10 Tahun Yes No Wave: Panduan Menyelami Harta Karun Netlabel Legendaris Jogja
Ilustrasi oleh Abdul Manan.

FYI.

This story is over 5 years old.

Musik

10 Tahun Yes No Wave: Panduan Menyelami Harta Karun Netlabel Legendaris Jogja

YesNoWave membawa kesegaran di ranah musik independen Indonesia dengan mempelopori konsep netlabel. Puluhan album mereka publikasikan, kira-kira mana yang terbaik? Ini panduan dari VICE agar kalian tak tersesat.

Yes No Wave, netlabel dari Yogyakarta—sekaligus yang pertama di Indonesia—memperingati ulang tahunnya yang ke-10 hari ini. Netlabel ini didirikan oleh Woto Wibowo, yang lebih dikenal dengan julukan Wok The Rock, mendiang Bagus Jalang, serta Adya Mahardhika.

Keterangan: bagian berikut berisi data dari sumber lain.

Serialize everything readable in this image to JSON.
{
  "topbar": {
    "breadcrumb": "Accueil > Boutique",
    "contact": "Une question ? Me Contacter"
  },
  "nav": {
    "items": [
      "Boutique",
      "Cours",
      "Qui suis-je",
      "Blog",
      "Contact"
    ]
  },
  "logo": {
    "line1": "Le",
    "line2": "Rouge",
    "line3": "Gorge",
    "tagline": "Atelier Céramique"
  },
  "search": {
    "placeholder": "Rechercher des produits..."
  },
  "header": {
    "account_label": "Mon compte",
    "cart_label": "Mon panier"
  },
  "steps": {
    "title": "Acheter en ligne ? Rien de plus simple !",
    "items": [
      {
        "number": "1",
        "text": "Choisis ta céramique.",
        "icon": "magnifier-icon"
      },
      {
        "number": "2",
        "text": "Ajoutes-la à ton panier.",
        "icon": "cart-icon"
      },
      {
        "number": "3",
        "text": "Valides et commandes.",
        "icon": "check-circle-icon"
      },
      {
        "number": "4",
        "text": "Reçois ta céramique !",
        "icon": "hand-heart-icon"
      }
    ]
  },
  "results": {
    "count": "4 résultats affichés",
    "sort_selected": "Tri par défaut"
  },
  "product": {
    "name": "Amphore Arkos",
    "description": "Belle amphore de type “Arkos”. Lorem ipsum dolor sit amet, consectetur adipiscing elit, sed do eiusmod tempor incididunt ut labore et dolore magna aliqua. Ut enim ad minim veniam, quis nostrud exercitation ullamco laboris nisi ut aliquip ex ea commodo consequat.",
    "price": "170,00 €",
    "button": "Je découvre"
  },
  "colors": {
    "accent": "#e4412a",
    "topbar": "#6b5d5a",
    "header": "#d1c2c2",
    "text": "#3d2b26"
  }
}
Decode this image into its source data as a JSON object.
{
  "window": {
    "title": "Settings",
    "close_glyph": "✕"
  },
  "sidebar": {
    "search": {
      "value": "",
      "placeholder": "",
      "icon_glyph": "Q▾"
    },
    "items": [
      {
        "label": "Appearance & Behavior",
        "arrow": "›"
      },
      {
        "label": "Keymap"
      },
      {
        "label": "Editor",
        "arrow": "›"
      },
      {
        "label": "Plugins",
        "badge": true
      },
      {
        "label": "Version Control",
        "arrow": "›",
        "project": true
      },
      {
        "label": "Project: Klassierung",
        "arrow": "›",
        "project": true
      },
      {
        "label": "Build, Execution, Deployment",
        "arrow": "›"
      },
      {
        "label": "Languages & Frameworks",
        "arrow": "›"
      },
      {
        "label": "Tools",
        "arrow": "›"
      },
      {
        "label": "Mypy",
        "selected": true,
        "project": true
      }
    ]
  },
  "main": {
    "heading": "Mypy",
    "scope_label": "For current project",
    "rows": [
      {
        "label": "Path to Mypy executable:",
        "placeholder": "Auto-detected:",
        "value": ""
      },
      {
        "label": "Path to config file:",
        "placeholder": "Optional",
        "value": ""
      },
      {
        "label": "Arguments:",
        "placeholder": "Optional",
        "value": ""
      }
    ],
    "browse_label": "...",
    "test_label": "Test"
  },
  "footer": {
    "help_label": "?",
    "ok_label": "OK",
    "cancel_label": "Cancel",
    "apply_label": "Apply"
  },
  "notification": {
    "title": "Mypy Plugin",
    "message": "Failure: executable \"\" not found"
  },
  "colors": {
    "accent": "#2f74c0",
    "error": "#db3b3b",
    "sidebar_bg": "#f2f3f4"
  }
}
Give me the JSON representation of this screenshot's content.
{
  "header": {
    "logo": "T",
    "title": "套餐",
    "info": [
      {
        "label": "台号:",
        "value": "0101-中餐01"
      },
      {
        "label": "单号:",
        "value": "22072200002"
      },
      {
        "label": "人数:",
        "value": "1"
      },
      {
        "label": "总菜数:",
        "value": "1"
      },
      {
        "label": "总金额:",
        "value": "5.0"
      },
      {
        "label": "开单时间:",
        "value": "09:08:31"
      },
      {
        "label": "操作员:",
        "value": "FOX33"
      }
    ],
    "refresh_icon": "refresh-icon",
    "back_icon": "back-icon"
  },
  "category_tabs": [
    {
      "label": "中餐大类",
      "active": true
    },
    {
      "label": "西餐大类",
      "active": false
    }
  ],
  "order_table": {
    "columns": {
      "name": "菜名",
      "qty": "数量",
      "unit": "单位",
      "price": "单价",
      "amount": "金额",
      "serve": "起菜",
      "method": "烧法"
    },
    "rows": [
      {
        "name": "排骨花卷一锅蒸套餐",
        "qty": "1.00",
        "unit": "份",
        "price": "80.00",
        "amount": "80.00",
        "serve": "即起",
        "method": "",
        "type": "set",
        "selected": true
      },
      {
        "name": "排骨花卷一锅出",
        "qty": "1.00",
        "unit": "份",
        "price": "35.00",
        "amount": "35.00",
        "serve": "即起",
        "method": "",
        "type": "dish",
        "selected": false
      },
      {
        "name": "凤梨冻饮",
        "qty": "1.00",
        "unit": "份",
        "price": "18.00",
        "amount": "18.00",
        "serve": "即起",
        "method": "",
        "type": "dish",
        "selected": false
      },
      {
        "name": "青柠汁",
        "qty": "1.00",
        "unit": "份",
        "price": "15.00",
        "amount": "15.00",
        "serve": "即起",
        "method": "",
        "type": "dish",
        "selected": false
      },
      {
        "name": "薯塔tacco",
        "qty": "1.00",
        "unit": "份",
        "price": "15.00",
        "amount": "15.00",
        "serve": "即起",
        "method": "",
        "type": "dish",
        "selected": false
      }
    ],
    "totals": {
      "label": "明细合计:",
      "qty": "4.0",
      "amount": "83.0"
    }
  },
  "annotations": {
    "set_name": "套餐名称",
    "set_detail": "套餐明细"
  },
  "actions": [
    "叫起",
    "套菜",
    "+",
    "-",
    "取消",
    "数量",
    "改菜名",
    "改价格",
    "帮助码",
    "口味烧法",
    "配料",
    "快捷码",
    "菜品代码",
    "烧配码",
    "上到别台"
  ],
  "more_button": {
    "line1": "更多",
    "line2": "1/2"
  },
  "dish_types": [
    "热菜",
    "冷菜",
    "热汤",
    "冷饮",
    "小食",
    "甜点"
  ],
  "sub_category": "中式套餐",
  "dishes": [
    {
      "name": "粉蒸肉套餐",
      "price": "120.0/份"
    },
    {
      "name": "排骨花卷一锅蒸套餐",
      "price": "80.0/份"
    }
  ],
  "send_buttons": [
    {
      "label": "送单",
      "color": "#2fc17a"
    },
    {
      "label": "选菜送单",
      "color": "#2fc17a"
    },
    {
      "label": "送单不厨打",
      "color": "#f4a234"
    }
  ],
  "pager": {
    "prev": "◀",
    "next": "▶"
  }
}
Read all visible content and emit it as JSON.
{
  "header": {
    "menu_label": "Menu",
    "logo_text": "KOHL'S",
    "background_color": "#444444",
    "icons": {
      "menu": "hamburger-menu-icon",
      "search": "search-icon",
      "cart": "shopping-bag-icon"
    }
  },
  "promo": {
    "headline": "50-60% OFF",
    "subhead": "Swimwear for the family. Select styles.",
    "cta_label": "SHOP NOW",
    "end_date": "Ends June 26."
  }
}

Yes No Wave sampai saat ini merilis lebih dari 80 album digital, dari 50-an musisi Indonesia maupun mancanegara. Selain semuanya digital, album-album tadi bisa kalian unduh cuma-cuma.

Iklan

Di situs resmi mereka, Yes No Wave menjelaskan alasan label online ini menggratiskan semua rilisannya. Mereka mengaku punya niat luhur membantu musisi yang terbentur hambatan finansial memproduksi rilisan fisik, agar dapat menyebarkan karyanya ke publik yang lebih luas. "Tujuan utamanya menempatkan label rekaman di luar industri," kata Wok The Rock saat dihubungi VICE Indonesia. "Ini adalah praktik berbagi sebagai cara pengembangan karya musik yang mudah disebarkan dan terbuka untuk digunakan atau diolah oleh siapapun."

Lantas bagaimana Yes No Wave mendanai operasi mereka? Alih-alih mengandalkan penjualan fisik seperti CD atau Kaset, Yes No Wave mencari dana melalui penjualan merchandise resmi band di Yes No Wave Music dan sumbangan sukarela dari para penikmat musik melalui PayPal. Mantab!

Tentunya usaha pengarsipan musik independen seperti ini, sesederhana apapun, tetap memakan waktu, ongkos, dan tenaga. Beberapa tahun terakhir, rilisan Yes No Wave semakin seret. Bahkan sepanjang 2017, Yes No Wave baru merilis satu album: Parakosmos dari duo elektronika Bandung, Bottlesmoker. Kenapa sih? Apakah roster-rosternya pada mau hijrah?

Sambil tertawa, Wok mengaku kesibukannya di berbagai proyek seni lain sangat menyita waktu. "Dua tahun lalu aku mengkuratori Biennale Jogja, terus juga jadi kepala kelompok di Ruang MES 56," imbuhnya. "Saya juga hobi bikin proyek lain seperti We Need More Stages dan Tuhantu, padahal keahlian multitasking juga semakin menyurut [tertawa]."

Iklan

Saking sibuknya, Wok harus melewatkan kesempatan merilis album perdana Brian "Rich Chigga" Imanuel, rapper Indonesia berumur 18 tahun yang sekarang sedang beken-bekennya. "Pernah pengen ngontak Rich Cigga waktu awal banget dia muncul tapi terus lupa karena sibuk acara lain," akunya.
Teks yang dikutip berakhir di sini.